En los primeros meses de la contienda brillan con luz propia, entre muchos más, la batalla de Bayamo y la exposición del Himno de Bayamo, por Perucho Figueredo, entre el 18 y 20 de octubre de 1868; la quema de la ciudad de Bayamo, el 12 de enero de 1869; y la Asamblea Constituyente, celebrada en Guáimaro, entre el 10 y 11 de abril de 1869.
Llegar al cónclave de Guáimaro significó recorrer un arduo camino en la búsqueda de la unidad y de organización entre los patriotas de las regiones sublevadas, aunque para ello los principales líderes tuvieron que ceder en sus posiciones más extremas sobre los modos de conducir el combate redentor.
Representantes de la insurrección de Oriente, Camagüey, y Las Villas, se encargaron de debatir, reflexionar y redacta la primera Carta Magna cubana, conocida como la Constitución de Guáimaro.
A 157 años de aquel congreso legislativo debe asumirse su gran trascendencia para aunar esfuerzos y presentar a la metrópoli española un compacto y firme frente de combate; admirar mucho más a cada uno de sus legisladores, por actuar en favor del bien de la nación; y evitar que por pasiones regionales y debates academicistas insustanciales se disminuya, se empequeñezca, la luz fecunda de su obra imperecedera.
EL PACTO DE GUÁIMARO
Varios factores se conjugaron para llegar al pacto revolucionario de Guáimaro. En primer lugar, la pérdida de la ciudad de Bayamo, reducida a cenizas por sus propios habitantes, antes de que fuera ocupada por la división colonialista manada por el general Blas de Villate, conde de Valmaseda.
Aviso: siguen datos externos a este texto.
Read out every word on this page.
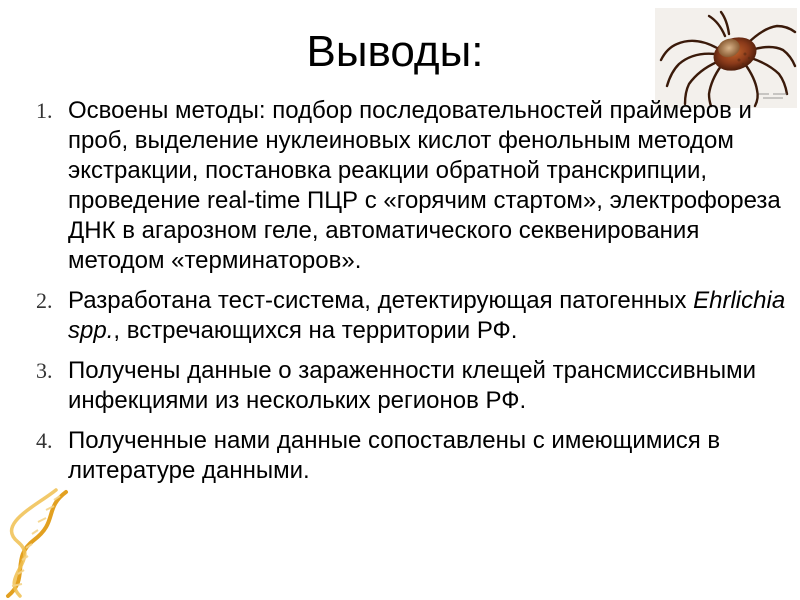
Выводы:
1. Освоены методы: подбор последовательностей праймеров и проб, выделение нуклеиновых кислот фенольным методом экстракции, постановка реакции обратной транскрипции, проведение real-time ПЦР с «горячим стартом», электрофореза ДНК в агарозном геле, автоматического секвенирования методом «терминаторов».
2. Разработана тест-система, детектирующая патогенных Ehrlichia spp., встречающихся на территории РФ.
3. Получены данные о зараженности клещей трансмиссивными инфекциями из нескольких регионов РФ.
4. Полученные нами данные сопоставлены с имеющимися в литературе данными.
Hasta ese momento Bayamo había sido la capital de la Revolución.
En segundo lugar, cayeron también en manos de la reacción española las villas y poblados dominados en los durante los primeros meses de la contienda como Guisa, Jiguaní, Santa Rita, Baire y Cauto Embarcadero.
En tercer lugar, los patriotas villareños fueron forzados a abandonar su territorio hacia Camagüey y Oriente, llevando en sus astas la bandera izada por Carlos Manuel de Céspedes en su ingenio La Demajagua.
Y, en cuarto lugar, los patricios camagüeyanos, aunque con un gobierno y la bandera tricolor de Narciso López, comprendían lo peligroso de su posición si la revolución languidecía en Oriente y Las Villas.
Lo más importante fue que, a pesar de existir específicos intereses regionales, la unidad de las fuerzas patrióticas se presentaba como una necesidad impostergable. Para llegar a Guáimaro fueron necesarias dos entrevistas entre camagüeyanos y villareños y tres entre Céspedes e Ignacio Agramonte, para limar discrepancias y allanar el camino a la cita constituyente.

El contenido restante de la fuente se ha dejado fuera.